This is obviously my personal opinion. Also, I don’t work for an open source / free software company.
The conscious split
On Nov 4 2010, Mark Shuttleworth announced:
The next major transition for Unity will be to deliver it on Wayland, the OpenGL-based display management system.
To me such an announcement implies a commitment of resources.
They also considered writing their own solution, but thought it was a bad idea:
We considered and spoke with several proprietary options, on the basis that they might be persuaded to open source their work for a new push, and we evaluated the cost of building a new display manager, informed by the lessons learned in Wayland. We came to the conclusion that any such effort would only create a hard split in the world which wasn’t worth the cost of having done it. There are issues with Wayland, but they seem to be solvable, we’d rather be part of solving them than chasing a better alternative. So Wayland it is.
About 6 to 9 months ago, Canonical moved from their idea that Unity at one point magically would run Wayland, to their own solution. Doing your own thing is perfectly fine by me. What I heavily dislike is keeping that complete change of direction a secret. There is no law against it, but hiding such things for a very long time makes me assume that I’ll never hear anything timely at all. I still have not seen that this decision was taken on technical reasons and it just removes the trust I had in Canonical.
Now, there an amusing call for GNOME and KDE to join Mir. Doing that to me would mean:
- To give away your copyright, something which the GNOME project is against
- To know that you not be consulted in decisions and big decisions will be made known 6-9 months after the fact
- To write and maintain yet another abstraction layer to make Wayland, X and Mir work
- To (seemingly) rely on LightDM (no GDM!)
- To likely switch switch distributions, as code upstreaming is not a strong suite of Canonical. Maybe Mir will work, but I expect loads of patches to Qt/Gtk+ for a Mir backend, as well as other components (accessibility, etc). I think this due to the amount of patches Unity required and the sudden code dumps that GNOME sometimes got.
- You’re working with someone consciously is ok with creating a ‘hard split in the world’
Mir seems totally out of the option. After the really public announcement of Canonical, I was expecting them to have invested resources into making happen what they publicly promised. Instead, that is not to happen, so that slack has to be picked up.
Development speed of Wayland
Some people (not me!) spend a few days investigating the current status of Wayland and what is still left to do. This as we only 6-9 months after the fact we know we had to do this ourselves.

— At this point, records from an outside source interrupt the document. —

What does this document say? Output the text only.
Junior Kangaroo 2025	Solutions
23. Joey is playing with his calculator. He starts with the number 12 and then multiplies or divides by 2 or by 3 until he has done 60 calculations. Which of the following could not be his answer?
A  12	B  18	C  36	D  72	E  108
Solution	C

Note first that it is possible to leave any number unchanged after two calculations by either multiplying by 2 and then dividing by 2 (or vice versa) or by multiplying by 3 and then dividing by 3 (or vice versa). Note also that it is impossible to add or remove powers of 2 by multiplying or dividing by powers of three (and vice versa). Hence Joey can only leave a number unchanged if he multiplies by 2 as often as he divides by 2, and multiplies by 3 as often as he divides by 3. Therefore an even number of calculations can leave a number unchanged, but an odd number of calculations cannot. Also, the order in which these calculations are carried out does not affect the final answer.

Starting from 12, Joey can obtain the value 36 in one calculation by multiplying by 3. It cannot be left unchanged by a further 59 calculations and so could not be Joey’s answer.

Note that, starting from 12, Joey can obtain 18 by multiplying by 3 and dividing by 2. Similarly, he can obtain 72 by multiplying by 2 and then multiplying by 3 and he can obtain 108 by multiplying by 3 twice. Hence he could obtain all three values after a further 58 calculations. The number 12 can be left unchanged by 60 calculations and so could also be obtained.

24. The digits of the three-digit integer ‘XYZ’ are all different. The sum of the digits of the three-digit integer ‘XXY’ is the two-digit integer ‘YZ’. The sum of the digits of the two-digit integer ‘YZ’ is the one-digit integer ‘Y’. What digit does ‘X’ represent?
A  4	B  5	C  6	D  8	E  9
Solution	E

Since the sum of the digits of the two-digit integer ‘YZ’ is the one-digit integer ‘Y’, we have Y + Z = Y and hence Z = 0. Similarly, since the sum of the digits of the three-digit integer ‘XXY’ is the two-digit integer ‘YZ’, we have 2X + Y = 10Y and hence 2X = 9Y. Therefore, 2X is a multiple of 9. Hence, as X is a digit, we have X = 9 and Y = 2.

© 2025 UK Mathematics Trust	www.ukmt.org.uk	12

Unfortunately, the various blogposts about the 6-9 months of hidden Mir work, plus the incorrect assumptions and statements made about Wayland have resulted in a various incorrect impressions that I see often repeated. To correct a few:
- There was already a lot of work done for Wayland
- Speed was not slow, there was just no timeline on when to complete the rest
Seems quite logical to at least wait for a 1.0 release and some adoption from distribution, but oh well
- Supporting X, Mir and Wayland implies way more than just a “gdk backend” patch to Gtk+ and something similar for Qt
- Wayland does not do everything that X does, but Mir is lacking that and way more
Yet another abstraction layer is not really the preferred way of working in GNOME. Adds to the things that has to be maintained, plus you can only use something as much as your abstraction layer allows
- Competition on this level is not good
See: yet another abstraction layer
Finally some progress
Anyone still thinking: finally some progress has really ignored that various GNOME applications already work on Wayland. Furthermore, we already had a port of Mutter. This all before we finally are allowed to know for sure to not expect any resources from Canonical towards Wayland.
Of course, it still is nice to be quicker to release something quicker than the other person. But let’s focus instead on providing something which works as nicely as the old thing. Including things as XSettings, XRANDR, keeping track of idle time, colour management, accessibility, etc. Competing with Mir is stupid anyway. If we make applications work under Wayland, it will benefit Mir as well. We could release something and call it stable, but easier if we release it when we think it is good enough. That will still be too early for some, but oh well
If we’d known 6-9 months ago that we couldn’t have relied upon Canonical, we could’ve taken that into account. In my opinion, keeping that decision secret slowed things down.
Communication and GNOME
Now, I am pretty harsh towards Canonical regarding their communication. I think GNOME can hugely improve as well, though I don’t think that is really relevant. The “but you do the same” is just a bad excuse. I had big issues (especially after the work done for Ubuntu GNOME remix) that we still did not have anyone from Canonical/Ubuntu in the release team. If we had someone on the release team, we could still be bad at communicating, but at least there would be one person who should be knowing what was going on on both sides. I still think it would be nice (though do not think it is that big of an issue after all the heavily delayed statements from Canonical) to have someone from Canonical, but not sure if the person would ever be allowed to share anything, thus the benefit seems much lower.
PS: The release team bit is not new. I’ve said this initially privately, but also publicly many months ago, see release-team archives. GNOME does almost everything in the open.